5 responses to “Context, is well contextual”

  1. Steve Ardire says:

    Just a terrific post Dave….knocked it out the ballpark 😉

  2. Olaf Lewitz says:

    Thank you. Inspiring:-)

  3. Paul Tudor says:

    I have been trying to explain how I got to where I got now with km to some colleagues, but you have summed up the theoretical basis on one post. Thank you very much.

    Some years ago I attended a Wenger seminar here in Auckland and was struck by how it was almost a religious experience (it was held on a weekend, for goodness sake, so the participants were doing it on their own time, silly folk!) But I hadn’t realised that it was with Boeing where he got a lot of his material. One of the academics here at Auckland Uni also used Boeing recently, in his study of “requisite connectivity”, Darl Kolb his name was, and I believe you met him at that talk I arranged here at the University Business School.

  4. Barrett says:

    A most helpful post.

    Reflecting on the post, I think it describes a what I take to be a universal human propensity. We are wrestling with some personal or organizational issue. We look to what others have done in what appear to be at least analogous situations, endeavouring to devise a sense-making model that we can then replicate in other contexts.
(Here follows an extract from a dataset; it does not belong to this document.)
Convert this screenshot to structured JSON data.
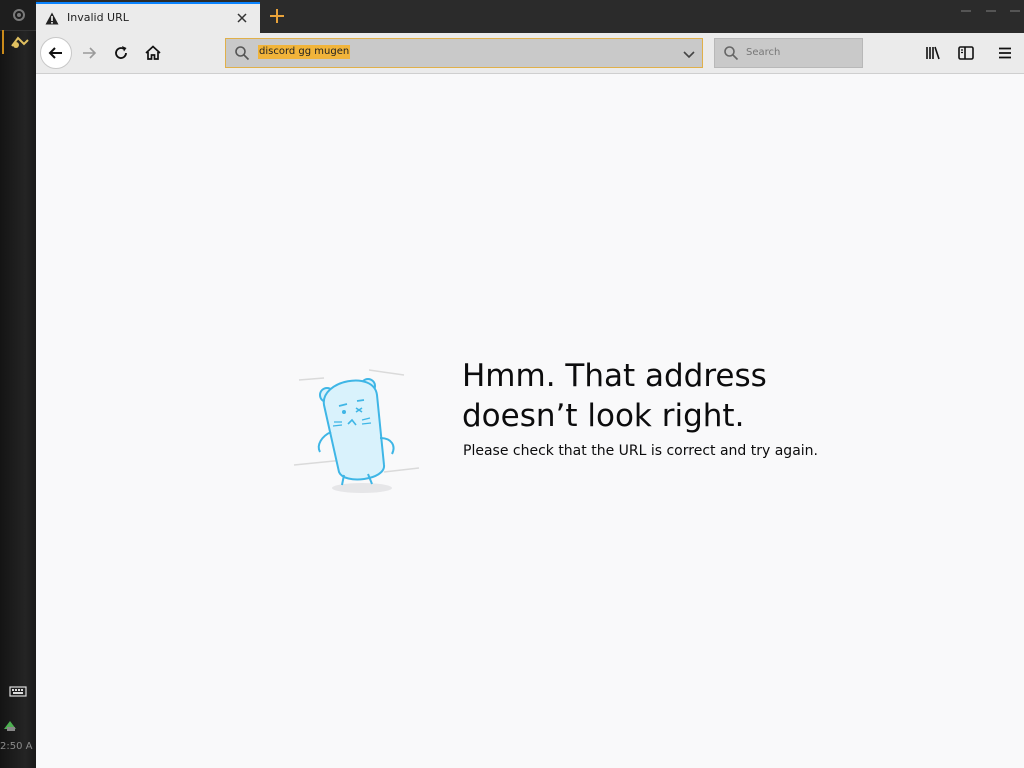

We abstract what we take to be the “general principles” that, hope springing eternal in the human breast, we anticipate we can then apply in any similar situation to get equivalent outcomes. (Correlation is easily mistaken for causation, as you note often.)

    Those with an entrepreneurial bent look at some happy organizational outcome, abstract the ‘lessons’ and go on to create ‘how-to’ franchises or write NYTimes bestsellers about how, at long last, we can make our lives/businesses/organizations successful by following these X steps.

    On the other hand, it is by paying attention to similar situations that we develop insights and wisdom about making decisions toward desired outcomes. But real insights are deeply imbedded in the context of their origin. They are the insights of a developing apprentice spending time with a master and practicing his/her craft. They are insights that cannot be reduced to bullet points or principles. As you have also often noted, “We always know more than we can say. We can always say more than we can write down.”

    And perhaps the value of a genuine COMMUNITY of PRACTICE is precisely there—conversations and mutual observing in which wisdom may emerge that exceeds the sum of the words and agendas.

    But an excellent and helpful post. Thank you.